With house prices soaring, historically low mortgage rates, and the pandemic allowing many people to work from home, there are undoubtedly many reasons why Canadians are looking to sell and relocate right now. These include wanting to be closer to family and friends and wanting to be further away from the workplace. More than 10,000 Canadians will move this spring for a variety of reasons. No matter why you’re moving or how far you’re going, there are two things you can count on: stress and expense. Relocation always involves disruption of one’s life and hefty expenditures, even if the change is intended. The focus of relocating cannot be alleviated in any way, but a tax credit may somewhat mitigate the related expenditures for many of those expenses.

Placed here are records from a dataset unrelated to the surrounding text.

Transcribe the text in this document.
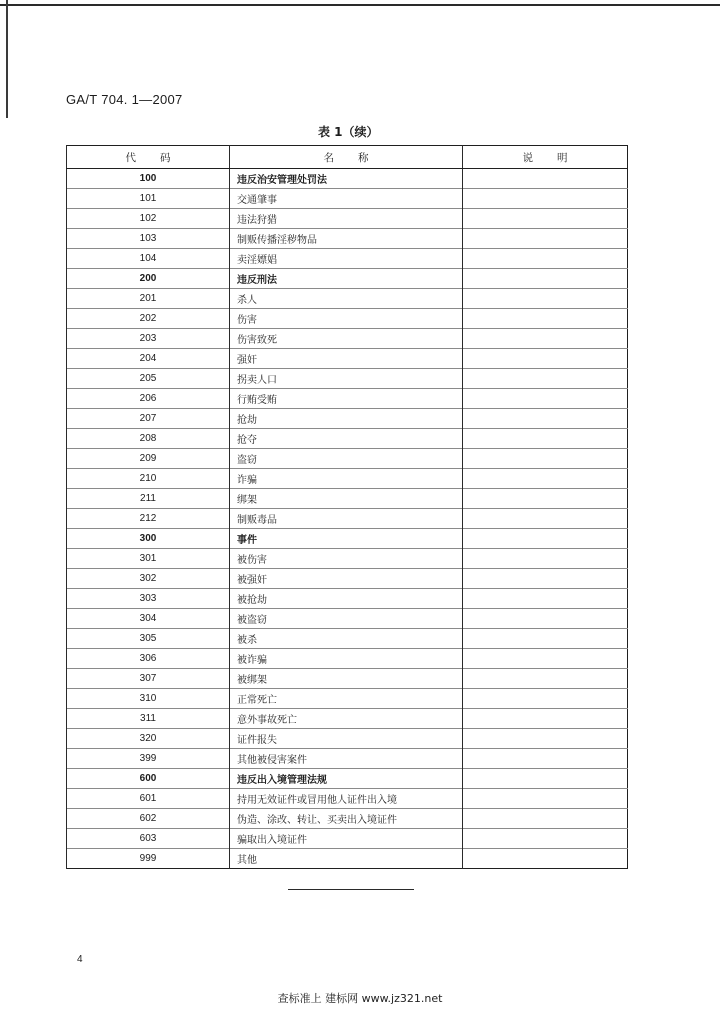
GA/T 704. 1—2007
表 1（续）
代码	名称	说明
100	违反治安管理处罚法	
101	交通肇事	
102	违法狩猎	
103	制贩传播淫秽物品	
104	卖淫嫖娼	
200	违反刑法	
201	杀人	
202	伤害	
203	伤害致死	
204	强奸	
205	拐卖人口	
206	行贿受贿	
207	抢劫	
208	抢夺	
209	盗窃	
210	诈骗	
211	绑架	
212	制贩毒品	
300	事件	
301	被伤害	
302	被强奸	
303	被抢劫	
304	被盗窃	
305	被杀	
306	被诈骗	
307	被绑架	
310	正常死亡	
311	意外事故死亡	
320	证件报失	
399	其他被侵害案件	
600	违反出入境管理法规	
601	持用无效证件或冒用他人证件出入境	
602	伪造、涂改、转让、买卖出入境证件	
603	骗取出入境证件	
999	其他	
4
查标准上 建标网 www.jz321.net
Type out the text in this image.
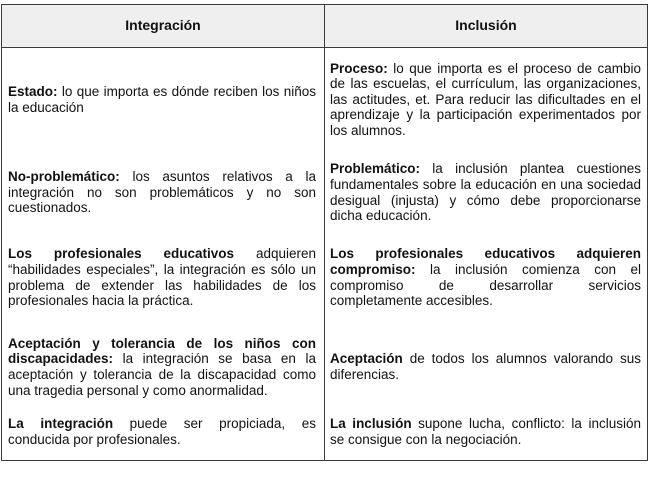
Integración	Inclusión
Estado: lo que importa es dónde reciben los niños la educación	Proceso: lo que importa es el proceso de cambio de las escuelas, el currículum, las organizaciones, las actitudes, et. Para reducir las dificultades en el aprendizaje y la participación experimentados por los alumnos.
No-problemático: los asuntos relativos a la integración no son problemáticos y no son cuestionados.	Problemático: la inclusión plantea cuestiones fundamentales sobre la educación en una sociedad desigual (injusta) y cómo debe proporcionarse dicha educación.
Los profesionales educativos adquieren “habilidades especiales”, la integración es sólo un problema de extender las habilidades de los profesionales hacia la práctica.	Los profesionales educativos adquieren compromiso: la inclusión comienza con el compromiso de desarrollar servicios completamente accesibles.
Aceptación y tolerancia de los niños con discapacidades: la integración se basa en la aceptación y tolerancia de la discapacidad como una tragedia personal y como anormalidad.	Aceptación de todos los alumnos valorando sus diferencias.
La integración puede ser propiciada, es conducida por profesionales.	La inclusión supone lucha, conflicto: la inclusión se consigue con la negociación.
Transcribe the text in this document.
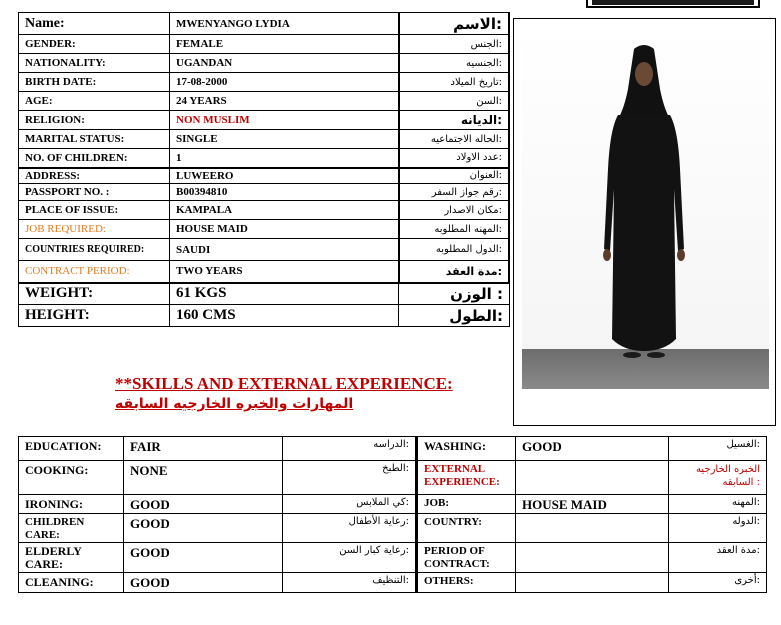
Name:	MWENYANGO LYDIA	الاسم:
GENDER:	FEMALE	الجنس:
NATIONALITY:	UGANDAN	الجنسيه:
BIRTH DATE:	17-08-2000	تاريخ الميلاد:
AGE:	24 YEARS	السن:
RELIGION:	NON MUSLIM	الديانه:
MARITAL STATUS:	SINGLE	الحاله الاجتماعيه:
NO. OF CHILDREN:	1	عدد الاولاد:
ADDRESS:	LUWEERO	العنوان:
PASSPORT NO. :	B00394810	رقم جواز السفر:
PLACE OF ISSUE:	KAMPALA	مكان الاصدار:
JOB REQUIRED:	HOUSE MAID	المهنه المطلوبه:
COUNTRIES REQUIRED:	SAUDI	الدول المطلوبه:
CONTRACT PERIOD:	TWO YEARS	مدة العقد:
WEIGHT:	61 KGS	الوزن :
HEIGHT:	160 CMS	الطول:
**SKILLS AND EXTERNAL EXPERIENCE:
المهارات والخبره الخارجيه السابقه
EDUCATION:	FAIR	الدراسه:	WASHING:	GOOD	الغسيل:
COOKING:	NONE	الطبخ:	EXTERNAL EXPERIENCE:		الخبره الخارجيه السابقه :
IRONING:	GOOD	كي الملابس:	JOB:	HOUSE MAID	المهنه:
CHILDREN CARE:	GOOD	رعاية الأطفال:	COUNTRY:		الدوله:
ELDERLY CARE:	GOOD	رعاية كبار السن:	PERIOD OF CONTRACT:		مدة العقد:
CLEANING:	GOOD	التنظيف:	OTHERS:		أخرى:
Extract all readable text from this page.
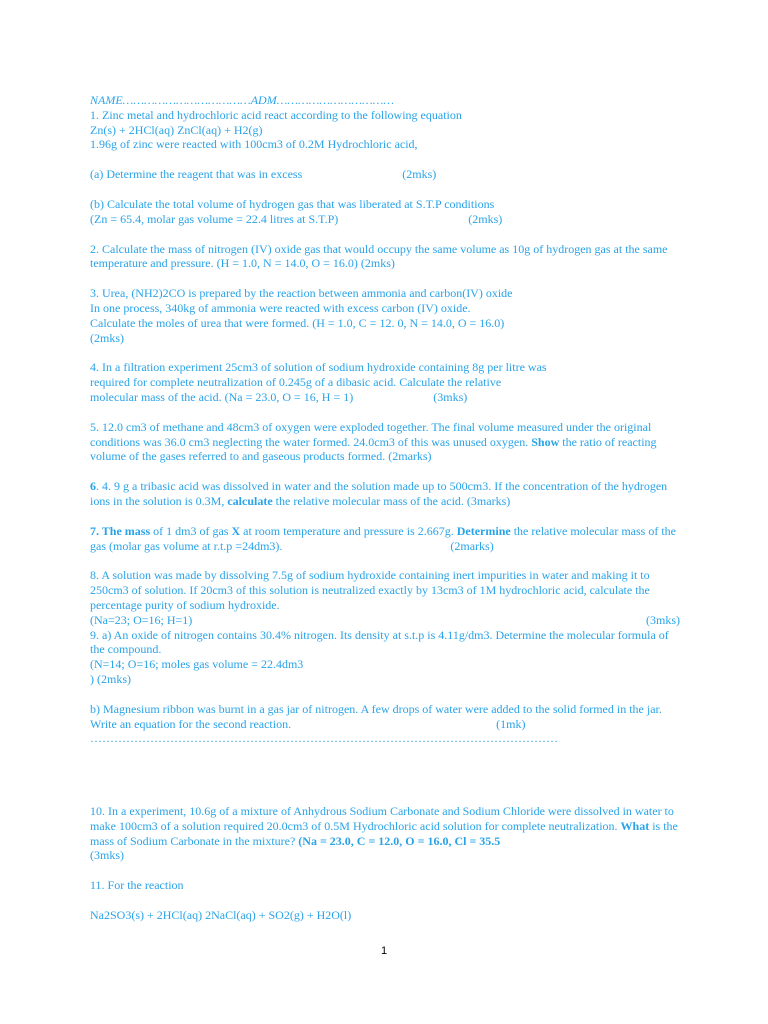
NAME………………………………ADM……………………………

1. Zinc metal and hydrochloric acid react according to the following equation

Zn(s) + 2HCl(aq) ZnCl(aq) + H2(g)

1.96g of zinc were reacted with 100cm3 of 0.2M Hydrochloric acid,

(a) Determine the reagent that was in excess	(2mks)

(b) Calculate the total volume of hydrogen gas that was liberated at S.T.P conditions

(Zn = 65.4, molar gas volume = 22.4 litres at S.T.P)	(2mks)

2. Calculate the mass of nitrogen (IV) oxide gas that would occupy the same volume as 10g of hydrogen gas at the same temperature and pressure. (H = 1.0, N = 14.0, O = 16.0) (2mks)

3. Urea, (NH2)2CO is prepared by the reaction between ammonia and carbon(IV) oxide

In one process, 340kg of ammonia were reacted with excess carbon (IV) oxide.

Calculate the moles of urea that were formed. (H = 1.0, C = 12. 0, N = 14.0, O = 16.0)

(2mks)

4. In a filtration experiment 25cm3 of solution of sodium hydroxide containing 8g per litre was

required for complete neutralization of 0.245g of a dibasic acid. Calculate the relative

molecular mass of the acid. (Na = 23.0, O = 16, H = 1)	(3mks)

5. 12.0 cm3 of methane and 48cm3 of oxygen were exploded together. The final volume measured under the original conditions was 36.0 cm3 neglecting the water formed. 24.0cm3 of this was unused oxygen. Show the ratio of reacting volume of the gases referred to and gaseous products formed. (2marks)

6. 4. 9 g a tribasic acid was dissolved in water and the solution made up to 500cm3. If the concentration of the hydrogen ions in the solution is 0.3M, calculate the relative molecular mass of the acid. (3marks)

7. The mass of 1 dm3 of gas X at room temperature and pressure is 2.667g. Determine the relative molecular mass of the gas (molar gas volume at r.t.p =24dm3).	(2marks)

8. A solution was made by dissolving 7.5g of sodium hydroxide containing inert impurities in water and making it to 250cm3 of solution. If 20cm3 of this solution is neutralized exactly by 13cm3 of 1M hydrochloric acid, calculate the percentage purity of sodium hydroxide.

(Na=23; O=16; H=1)	(3mks)

9. a) An oxide of nitrogen contains 30.4% nitrogen. Its density at s.t.p is 4.11g/dm3. Determine the molecular formula of the compound.

(N=14; O=16; moles gas volume = 22.4dm3

) (2mks)

b) Magnesium ribbon was burnt in a gas jar of nitrogen. A few drops of water were added to the solid formed in the jar. Write an equation for the second reaction.	(1mk)

………………………………………………………………………………………………………

10. In a experiment, 10.6g of a mixture of Anhydrous Sodium Carbonate and Sodium Chloride were dissolved in water to make 100cm3 of a solution required 20.0cm3 of 0.5M Hydrochloric acid solution for complete neutralization. What is the mass of Sodium Carbonate in the mixture? (Na = 23.0, C = 12.0, O = 16.0, Cl = 35.5

(3mks)

11. For the reaction

Na2SO3(s) + 2HCl(aq) 2NaCl(aq) + SO2(g) + H2O(l)

1
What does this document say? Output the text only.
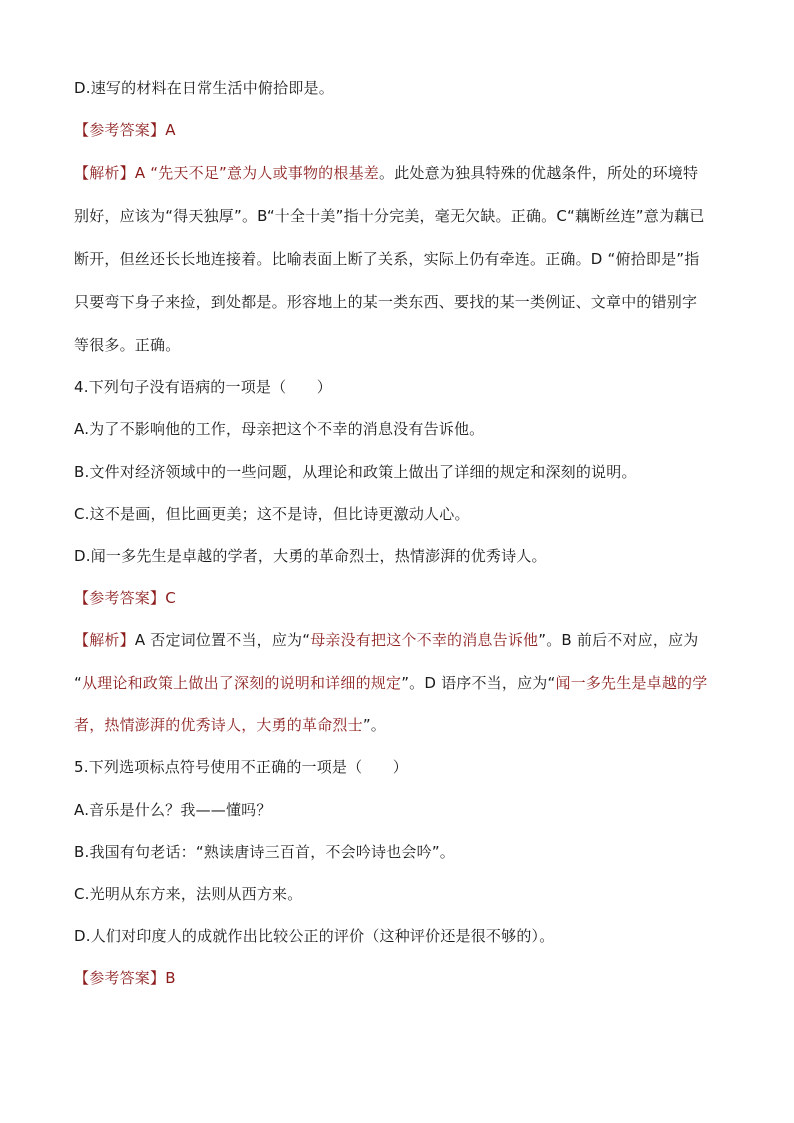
D.速写的材料在日常生活中俯拾即是。
【参考答案】A
【解析】A “先天不足”意为人或事物的根基差。此处意为独具特殊的优越条件，所处的环境特
别好，应该为“得天独厚”。B“十全十美”指十分完美，毫无欠缺。正确。C“藕断丝连”意为藕已
断开，但丝还长长地连接着。比喻表面上断了关系，实际上仍有牵连。正确。D “俯拾即是”指
只要弯下身子来捡，到处都是。形容地上的某一类东西、要找的某一类例证、文章中的错别字
等很多。正确。
4.下列句子没有语病的一项是（　　）
A.为了不影响他的工作，母亲把这个不幸的消息没有告诉他。
B.文件对经济领域中的一些问题，从理论和政策上做出了详细的规定和深刻的说明。
C.这不是画，但比画更美；这不是诗，但比诗更激动人心。
D.闻一多先生是卓越的学者，大勇的革命烈士，热情澎湃的优秀诗人。
【参考答案】C
【解析】A 否定词位置不当，应为“母亲没有把这个不幸的消息告诉他”。B 前后不对应，应为
“从理论和政策上做出了深刻的说明和详细的规定”。D 语序不当，应为“闻一多先生是卓越的学
者，热情澎湃的优秀诗人，大勇的革命烈士”。
5.下列选项标点符号使用不正确的一项是（　　）
A.音乐是什么？我——懂吗？
B.我国有句老话：“熟读唐诗三百首，不会吟诗也会吟”。
C.光明从东方来，法则从西方来。
D.人们对印度人的成就作出比较公正的评价（这种评价还是很不够的）。
【参考答案】B
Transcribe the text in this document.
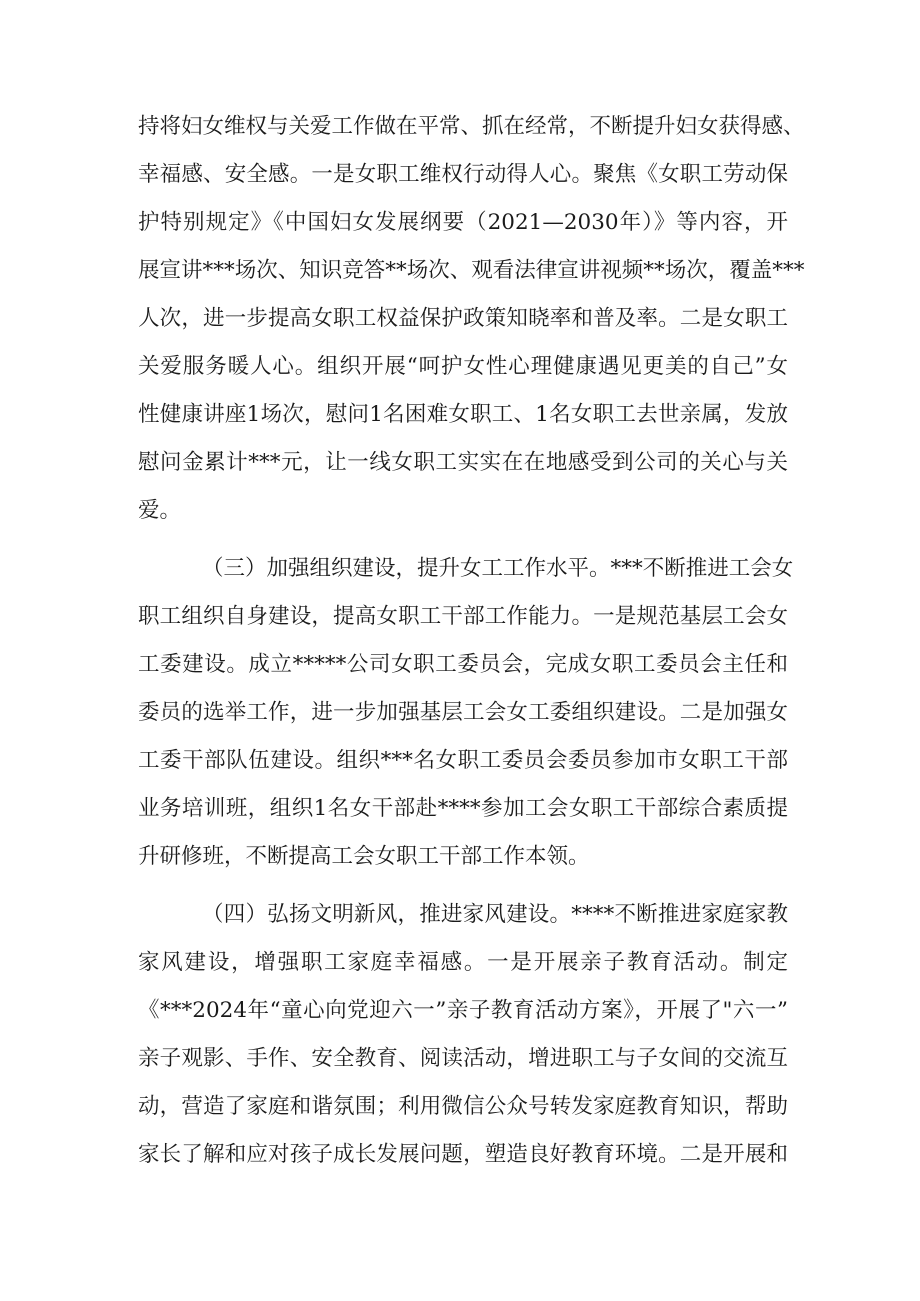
持将妇女维权与关爱工作做在平常、抓在经常，不断提升妇女获得感、
幸福感、安全感。一是女职工维权行动得人心。聚焦《女职工劳动保
护特别规定》《中国妇女发展纲要（2021—2030年）》等内容，开
展宣讲***场次、知识竞答**场次、观看法律宣讲视频**场次，覆盖***
人次，进一步提高女职工权益保护政策知晓率和普及率。二是女职工
关爱服务暖人心。组织开展“呵护女性心理健康遇见更美的自己”女
性健康讲座1场次，慰问1名困难女职工、1名女职工去世亲属，发放
慰问金累计***元，让一线女职工实实在在地感受到公司的关心与关
爱。
（三）加强组织建设，提升女工工作水平。***不断推进工会女
职工组织自身建设，提高女职工干部工作能力。一是规范基层工会女
工委建设。成立*****公司女职工委员会，完成女职工委员会主任和
委员的选举工作，进一步加强基层工会女工委组织建设。二是加强女
工委干部队伍建设。组织***名女职工委员会委员参加市女职工干部
业务培训班，组织1名女干部赴****参加工会女职工干部综合素质提
升研修班，不断提高工会女职工干部工作本领。
（四）弘扬文明新风，推进家风建设。****不断推进家庭家教
家风建设，增强职工家庭幸福感。一是开展亲子教育活动。制定
《***2024年“童心向党迎六一”亲子教育活动方案》，开展了"六一”
亲子观影、手作、安全教育、阅读活动，增进职工与子女间的交流互
动，营造了家庭和谐氛围；利用微信公众号转发家庭教育知识，帮助
家长了解和应对孩子成长发展问题，塑造良好教育环境。二是开展和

If you’re moving to Canada for a new job, you may be able to deduct part of your moving expenditures. Life changes, stress, and financial costs are all associated with relocating. However, is it possible to remove the costs of shifting to a new job? If you’re a Canadian resident who has to move because of a new job or a change in work location, or for business reasons, you may be able to deduct your moving expenditures. This tax deduction is only available if you relocate within 40 kilometers of your new place of work or company to be qualified. Depending on the circumstances, this might imply moving to a different province or state altogether.
Furthermore, you don’t have to be a homeowner to deduct your moving costs. Homeowners and tenants who move within 40 kilometers of each other may deduct the same moving-related expenditures. In addition, students who relocate to seek summer employment may claim relocation costs if their move exceeds 40 kilometers in total distance.
Keep in mind that even if the 40-kilometer criterion is reached, moving expenses are deductible only from job or self-employment (company) income – no deductions are allowed from other sources of income, such as interest or unemployment insurance payments.
For the most part, relocation costs for the taxpayer, family members, and home items are deductible. Moving costs must always be subtracted from the future job or self-employment income. Suppose you relocate later in the year and your moving expenditures are substantial. In that case, your income in the new location may be less than your deductible moving expenses for the year of the relocation. Costs incurred when moving to a new place might be carried over and deducted from future income.
Line 21900 – The CRA must complete moving expenses for your expenses. Please be aware that this ling has a previous designation of 219 before 2019. It’s also necessary to meet Form T1-M, Moving Expenses Deduction. Even though you aren’t needed to maintain meticulous records of all your costs and receipts when making these claims, the Canada Revenue Agency (CRA) may nevertheless ask for proof of your expenditures. It’s to your best advantage to maintain these documents on hand at all times, no matter what.